Viele Jahre später erhielt der Filialleiter von der Arbeitgeberin eine EINSEITIGE Stellenbeschreibung, die die selbständige Einstellungs- und Entlassungsbefugnis gegenüber Mitarbeitern der zu betreuenden Filiale vorsieht. Eine später überreichte Personalvollmacht hat der Filialleiter nicht gegengezeichnet. Bei der Betriebsratswahl wurde der Filialleiter erneut in den Betriebsrat und dort zum Vorsitzenden gewählt.

Die Arbeitgeberin hat die Wahl angefochten. Diese sei unrechtmäßig, weil der Filialleiter leitender Angestellter im Sinne von § 5 Abs. 3 BetrVG sei und deshalb nicht in den Betriebsrat hätte gewählt werden dürfen. Das hat System: Die Firma Nordsee hat bundesweit zig Wahlen angefochten. Das Arbeitsgericht hielt die Betriebsratswahl für rechtens. Aus dem Arbeitsvertrag des Filialleiters ergibt sich nicht der Status eines leitenden Angestellten. Er kann arbeitsvertraglich nicht selbständig einstellen oder entlassen. Eine einvernehmliche Abänderung des Arbeitsvertrages durch die Übersendung einer (neuen) Stellenbeschreibung sieht das Gericht ebenso wenig wie eine Berechtigung der Arbeitgeberin, den Status des Filialleiters einseitig abzuändern. Auch bezöge sich eine etwaige Personalkompetenz des Filialleiters nur auf die eigene Filiale. Im Hinblick auf die relevante Teilregion mit einer Vielzahl von Filialen ist diese nicht hinreichend bedeutsam, um den Status des  Leitenden Angestellten zu begründen.

 

Fliege nicht mit SunExpress!! Keine Betriebsratswahlen für die Piloten bei der SunExpress ArbG Frankfurt am Main – 14 BVGa 206/18 – 

Das ArbG Frankfurt hat dem Antrag der SunExpress Deutschlang GmbH stattgegeben, einem auf Initiative der Vereinigung Cockpit gewählten Wahlvorstand zu untersagen, die Wahl zu einem Betriebsrat für ihren Flugbetrieb durchzuführen.
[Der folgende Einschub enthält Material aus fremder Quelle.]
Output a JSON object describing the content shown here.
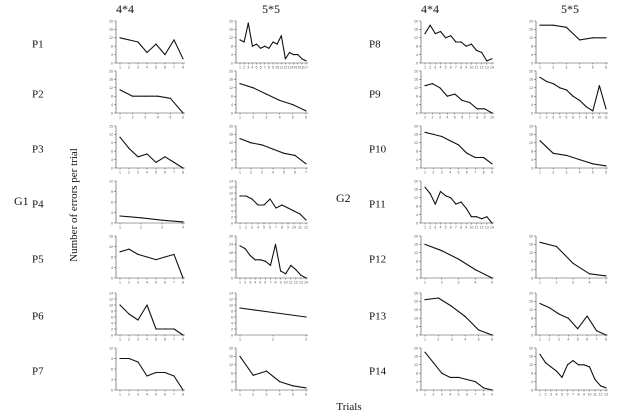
{
  "xlabel": "Trials",
  "ylabel": "Number of errors per trial",
  "columns": [
    "4*4",
    "5*5",
    "4*4",
    "5*5"
  ],
  "groups": [
    "G1",
    "G2"
  ],
  "chart_data": [
    {
      "type": "line",
      "group": "G1",
      "participant": "P1",
      "size": "4*4",
      "ylim": [
        0,
        20
      ],
      "yticks": [
        0,
        4,
        8,
        12,
        16,
        20
      ],
      "x": [
        1,
        2,
        3,
        4,
        5,
        6,
        7,
        8
      ],
      "values": [
        12,
        11,
        10,
        5,
        9,
        4,
        11,
        2
      ]
    },
    {
      "type": "line",
      "group": "G1",
      "participant": "P1",
      "size": "5*5",
      "ylim": [
        0,
        20
      ],
      "yticks": [
        0,
        4,
        8,
        12,
        16,
        20
      ],
      "x": [
        1,
        2,
        3,
        4,
        5,
        6,
        7,
        8,
        9,
        10,
        11,
        12,
        13,
        14,
        15,
        16,
        17
      ],
      "values": [
        11,
        10,
        19,
        8,
        9,
        7,
        8,
        7,
        10,
        9,
        13,
        2,
        5,
        4,
        4,
        2,
        1
      ]
    },
    {
      "type": "line",
      "group": "G1",
      "participant": "P2",
      "size": "4*4",
      "ylim": [
        0,
        20
      ],
      "yticks": [
        0,
        4,
        8,
        12,
        16,
        20
      ],
      "x": [
        1,
        2,
        3,
        4,
        5,
        6
      ],
      "values": [
        11,
        8,
        8,
        8,
        7,
        0
      ]
    },
    {
      "type": "line",
      "group": "G1",
      "participant": "P2",
      "size": "5*5",
      "ylim": [
        0,
        20
      ],
      "yticks": [
        0,
        4,
        8,
        12,
        16,
        20
      ],
      "x": [
        1,
        2,
        3,
        4,
        5,
        6
      ],
      "values": [
        14,
        12,
        9,
        6,
        4,
        1
      ]
    },
    {
      "type": "line",
      "group": "G1",
      "participant": "P3",
      "size": "4*4",
      "ylim": [
        0,
        15
      ],
      "yticks": [
        0,
        3,
        6,
        9,
        12,
        15
      ],
      "x": [
        1,
        2,
        3,
        4,
        5,
        6,
        7,
        8
      ],
      "values": [
        11,
        7,
        4,
        5,
        2,
        4,
        2,
        0
      ]
    },
    {
      "type": "line",
      "group": "G1",
      "participant": "P3",
      "size": "5*5",
      "ylim": [
        0,
        20
      ],
      "yticks": [
        0,
        4,
        8,
        12,
        16,
        20
      ],
      "x": [
        1,
        2,
        3,
        4,
        5,
        6,
        7
      ],
      "values": [
        14,
        12,
        11,
        9,
        7,
        6,
        2
      ]
    },
    {
      "type": "line",
      "group": "G1",
      "participant": "P4",
      "size": "4*4",
      "ylim": [
        0,
        12
      ],
      "yticks": [
        0,
        3,
        6,
        9,
        12
      ],
      "x": [
        1,
        2,
        3,
        4
      ],
      "values": [
        2,
        1.5,
        0.8,
        0.3
      ]
    },
    {
      "type": "line",
      "group": "G1",
      "participant": "P4",
      "size": "5*5",
      "ylim": [
        0,
        14
      ],
      "yticks": [
        0,
        2,
        4,
        6,
        8,
        10,
        12,
        14
      ],
      "x": [
        1,
        2,
        3,
        4,
        5,
        6,
        7,
        8,
        9,
        10,
        11,
        12
      ],
      "values": [
        9,
        9,
        8,
        6,
        6,
        8,
        5,
        6,
        5,
        4,
        3,
        1
      ]
    },
    {
      "type": "line",
      "group": "G1",
      "participant": "P5",
      "size": "4*4",
      "ylim": [
        0,
        16
      ],
      "yticks": [
        0,
        4,
        8,
        12,
        16
      ],
      "x": [
        1,
        2,
        3,
        4,
        5,
        6,
        7,
        8
      ],
      "values": [
        10,
        11,
        9,
        8,
        7,
        8,
        9,
        0
      ]
    },
    {
      "type": "line",
      "group": "G1",
      "participant": "P5",
      "size": "5*5",
      "ylim": [
        0,
        30
      ],
      "yticks": [
        0,
        6,
        12,
        18,
        24,
        30
      ],
      "x": [
        1,
        2,
        3,
        4,
        5,
        6,
        7,
        8,
        9,
        10,
        11,
        12,
        13,
        14
      ],
      "values": [
        23,
        21,
        16,
        13,
        13,
        12,
        9,
        24,
        5,
        3,
        9,
        6,
        2,
        0
      ]
    },
    {
      "type": "line",
      "group": "G1",
      "participant": "P6",
      "size": "4*4",
      "ylim": [
        0,
        14
      ],
      "yticks": [
        0,
        2,
        4,
        6,
        8,
        10,
        12,
        14
      ],
      "x": [
        1,
        2,
        3,
        4,
        5,
        6,
        7,
        8
      ],
      "values": [
        10,
        7,
        5,
        10,
        2,
        2,
        2,
        0
      ]
    },
    {
      "type": "line",
      "group": "G1",
      "participant": "P6",
      "size": "5*5",
      "ylim": [
        0,
        14
      ],
      "yticks": [
        0,
        2,
        4,
        6,
        8,
        10,
        12,
        14
      ],
      "x": [
        1,
        2,
        3
      ],
      "values": [
        9,
        7.5,
        6
      ]
    },
    {
      "type": "line",
      "group": "G1",
      "participant": "P7",
      "size": "4*4",
      "ylim": [
        0,
        12
      ],
      "yticks": [
        0,
        3,
        6,
        9,
        12
      ],
      "x": [
        1,
        2,
        3,
        4,
        5,
        6,
        7,
        8
      ],
      "values": [
        9,
        9,
        8,
        4,
        5,
        5,
        4,
        0
      ]
    },
    {
      "type": "line",
      "group": "G1",
      "participant": "P7",
      "size": "5*5",
      "ylim": [
        0,
        20
      ],
      "yticks": [
        0,
        4,
        8,
        12,
        16,
        20
      ],
      "x": [
        1,
        2,
        3,
        4,
        5,
        6
      ],
      "values": [
        16,
        7,
        9,
        4,
        2,
        1
      ]
    },
    {
      "type": "line",
      "group": "G2",
      "participant": "P8",
      "size": "4*4",
      "ylim": [
        0,
        20
      ],
      "yticks": [
        0,
        4,
        8,
        12,
        16,
        20
      ],
      "x": [
        1,
        2,
        3,
        4,
        5,
        6,
        7,
        8,
        9,
        10,
        11,
        12,
        13,
        14
      ],
      "values": [
        14,
        18,
        14,
        15,
        12,
        13,
        10,
        10,
        8,
        9,
        6,
        5,
        1,
        2
      ]
    },
    {
      "type": "line",
      "group": "G2",
      "participant": "P8",
      "size": "5*5",
      "ylim": [
        0,
        20
      ],
      "yticks": [
        0,
        4,
        8,
        12,
        16,
        20
      ],
      "x": [
        1,
        2,
        3,
        4,
        5,
        6
      ],
      "values": [
        18,
        18,
        17,
        11,
        12,
        12
      ]
    },
    {
      "type": "line",
      "group": "G2",
      "participant": "P9",
      "size": "4*4",
      "ylim": [
        0,
        20
      ],
      "yticks": [
        0,
        4,
        8,
        12,
        16,
        20
      ],
      "x": [
        1,
        2,
        3,
        4,
        5,
        6,
        7,
        8,
        9,
        10
      ],
      "values": [
        13,
        14,
        12,
        8,
        9,
        6,
        5,
        2,
        2,
        0
      ]
    },
    {
      "type": "line",
      "group": "G2",
      "participant": "P9",
      "size": "5*5",
      "ylim": [
        0,
        20
      ],
      "yticks": [
        0,
        4,
        8,
        12,
        16,
        20
      ],
      "x": [
        1,
        2,
        3,
        4,
        5,
        6,
        7,
        8,
        9,
        10,
        11
      ],
      "values": [
        17,
        15,
        14,
        12,
        11,
        8,
        6,
        3,
        1,
        13,
        2
      ]
    },
    {
      "type": "line",
      "group": "G2",
      "participant": "P10",
      "size": "4*4",
      "ylim": [
        0,
        20
      ],
      "yticks": [
        0,
        4,
        8,
        12,
        16,
        20
      ],
      "x": [
        1,
        2,
        3,
        4,
        5,
        6,
        7,
        8,
        9
      ],
      "values": [
        17,
        16,
        15,
        13,
        11,
        7,
        5,
        5,
        2
      ]
    },
    {
      "type": "line",
      "group": "G2",
      "participant": "P10",
      "size": "5*5",
      "ylim": [
        0,
        20
      ],
      "yticks": [
        0,
        4,
        8,
        12,
        16,
        20
      ],
      "x": [
        1,
        2,
        3,
        4,
        5,
        6
      ],
      "values": [
        13,
        7,
        6,
        4,
        2,
        1
      ]
    },
    {
      "type": "line",
      "group": "G2",
      "participant": "P11",
      "size": "4*4",
      "ylim": [
        0,
        20
      ],
      "yticks": [
        0,
        4,
        8,
        12,
        16,
        20
      ],
      "x": [
        1,
        2,
        3,
        4,
        5,
        6,
        7,
        8,
        9,
        10,
        11,
        12,
        13,
        14
      ],
      "values": [
        17,
        14,
        9,
        15,
        13,
        12,
        9,
        10,
        7,
        3,
        3,
        2,
        3,
        0
      ]
    },
    {
      "type": "line",
      "group": "G2",
      "participant": "P12",
      "size": "4*4",
      "ylim": [
        0,
        20
      ],
      "yticks": [
        0,
        4,
        8,
        12,
        16,
        20
      ],
      "x": [
        1,
        2,
        3,
        4,
        5
      ],
      "values": [
        16,
        13,
        9,
        4,
        0
      ]
    },
    {
      "type": "line",
      "group": "G2",
      "participant": "P12",
      "size": "5*5",
      "ylim": [
        0,
        20
      ],
      "yticks": [
        0,
        4,
        8,
        12,
        16,
        20
      ],
      "x": [
        1,
        2,
        3,
        4,
        5
      ],
      "values": [
        17,
        15,
        7,
        2,
        1
      ]
    },
    {
      "type": "line",
      "group": "G2",
      "participant": "P13",
      "size": "4*4",
      "ylim": [
        0,
        25
      ],
      "yticks": [
        0,
        5,
        10,
        15,
        20,
        25
      ],
      "x": [
        1,
        2,
        3,
        4,
        5,
        6
      ],
      "values": [
        21,
        22,
        17,
        11,
        3,
        0
      ]
    },
    {
      "type": "line",
      "group": "G2",
      "participant": "P13",
      "size": "5*5",
      "ylim": [
        0,
        20
      ],
      "yticks": [
        0,
        4,
        8,
        12,
        16,
        20
      ],
      "x": [
        1,
        2,
        3,
        4,
        5,
        6,
        7,
        8
      ],
      "values": [
        15,
        13,
        10,
        8,
        3,
        9,
        2,
        0
      ]
    },
    {
      "type": "line",
      "group": "G2",
      "participant": "P14",
      "size": "4*4",
      "ylim": [
        0,
        20
      ],
      "yticks": [
        0,
        4,
        8,
        12,
        16,
        20
      ],
      "x": [
        1,
        2,
        3,
        4,
        5,
        6,
        7,
        8,
        9
      ],
      "values": [
        18,
        13,
        8,
        6,
        6,
        5,
        4,
        1,
        0
      ]
    },
    {
      "type": "line",
      "group": "G2",
      "participant": "P14",
      "size": "5*5",
      "ylim": [
        0,
        20
      ],
      "yticks": [
        0,
        4,
        8,
        12,
        16,
        20
      ],
      "x": [
        1,
        2,
        3,
        4,
        5,
        6,
        7,
        8,
        9,
        10,
        11,
        12,
        13
      ],
      "values": [
        17,
        13,
        11,
        9,
        6,
        12,
        14,
        12,
        12,
        11,
        5,
        2,
        1
      ]
    }
  ]
}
Der Flugbetrieb unterliegt nicht dem Betriebsverfassungsgesetz, weshalb die Wahl eines Betriebsrates für das fliegende Personal eines Luftfahrtunternehmens ohne einen Tarifvertrag nach § 117 Abs. 2 BetrVG mangels gesetzlicher Grundlage nichtig ist.
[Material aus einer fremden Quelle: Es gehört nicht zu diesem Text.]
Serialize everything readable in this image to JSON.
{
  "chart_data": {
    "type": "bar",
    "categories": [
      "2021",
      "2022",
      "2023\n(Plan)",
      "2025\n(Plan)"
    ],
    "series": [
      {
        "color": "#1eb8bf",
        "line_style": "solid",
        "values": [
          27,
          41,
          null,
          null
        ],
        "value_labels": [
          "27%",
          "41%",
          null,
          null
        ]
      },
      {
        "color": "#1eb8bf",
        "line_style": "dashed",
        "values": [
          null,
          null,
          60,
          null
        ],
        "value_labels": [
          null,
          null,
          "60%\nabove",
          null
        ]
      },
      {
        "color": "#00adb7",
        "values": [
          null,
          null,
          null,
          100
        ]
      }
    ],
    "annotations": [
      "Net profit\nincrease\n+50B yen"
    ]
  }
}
  • 117 Geltung für die Luftfahrt

(1) Auf Landbetriebe von Luftfahrtunternehmen ist dieses Gesetz anzuwenden.

(2) Für im Flugbetrieb beschäftigte Arbeitnehmer von Luftfahrtunternehmen kann durch Tarifvertrag eine Vertretung errichtet werden. Über die Zusammenarbeit dieser Vertretung mit den nach diesem Gesetz zu errichtenden Vertretungen der Arbeitnehmer der Landbetriebe des Luftfahrtunternehmens kann der Tarifvertrag von diesem Gesetz abweichende Regelungen vorsehen.

Die Piloten wollten entgegen der eindeutigen Regelung des BetrVG´s das Thema retten, indem sie eine sog. Richtlinienkonforme Auslegung forderten. Was heißt das:

Sei wollten eine Richtlinie der Europäischen Union bemühen, nach welcher das Deutsche Recht in einer bestimmten Art und Weise nach Unionsvorgaben anzuwenden st.

Für eine richtlinienkonforme Auslegung dahingehend, dass in Luftfahrtunternehmen ohne Tarifverträge nach § 117 Abs. 2 BetrVG gesetzliche Betriebsräte auch für den Flugbetrieb errichtet werden können, sah das ArbG keinen Raum. Die Richtlinie 2002/14/EG habe zwar die Festlegung eines allgemeinen Rahmens mit Mindestvorschriften für das Recht auf Unterrichtung und Anhörung der Arbeitnehmer zum Ziel, treffe aber keine Aussage darüber, ob und ggf. welche Arbeitnehmervertretungen zu gründen zu seien. ALSO: Wenn Piloten einen BR wollen, brauchen sie weiterhin dafür einen Tarifvertrag.

 

Handynummer für den Chef? Einem lästigen Typ die Handynummer zu verweigern ist ok. Was aber, wenn der Arbeitgeber danach aus beruflichen Gründen fragt – 6 Sa 442/17 und 6 Sa 444/17

Arbeitnehmer sind nach einer Entscheidung des Thüringer Landesarbeitsgerichts grundsätzlich nicht verpflichtet, ihre private Mobilfunknummer beim Arbeitgeber anzugeben. Dieser könne auch auf anderem Weg sicherstellen, dass Beschäftigte im Notfall erreicht werden können, begründete das Gericht am Mittwoch in Erfurt seine Entscheidung. Nur unter besonderen Bedingungen und in engen Grenzen habe ein Arbeitgeber das Recht auf Kenntnis der privaten Handynummer eines Angestellten.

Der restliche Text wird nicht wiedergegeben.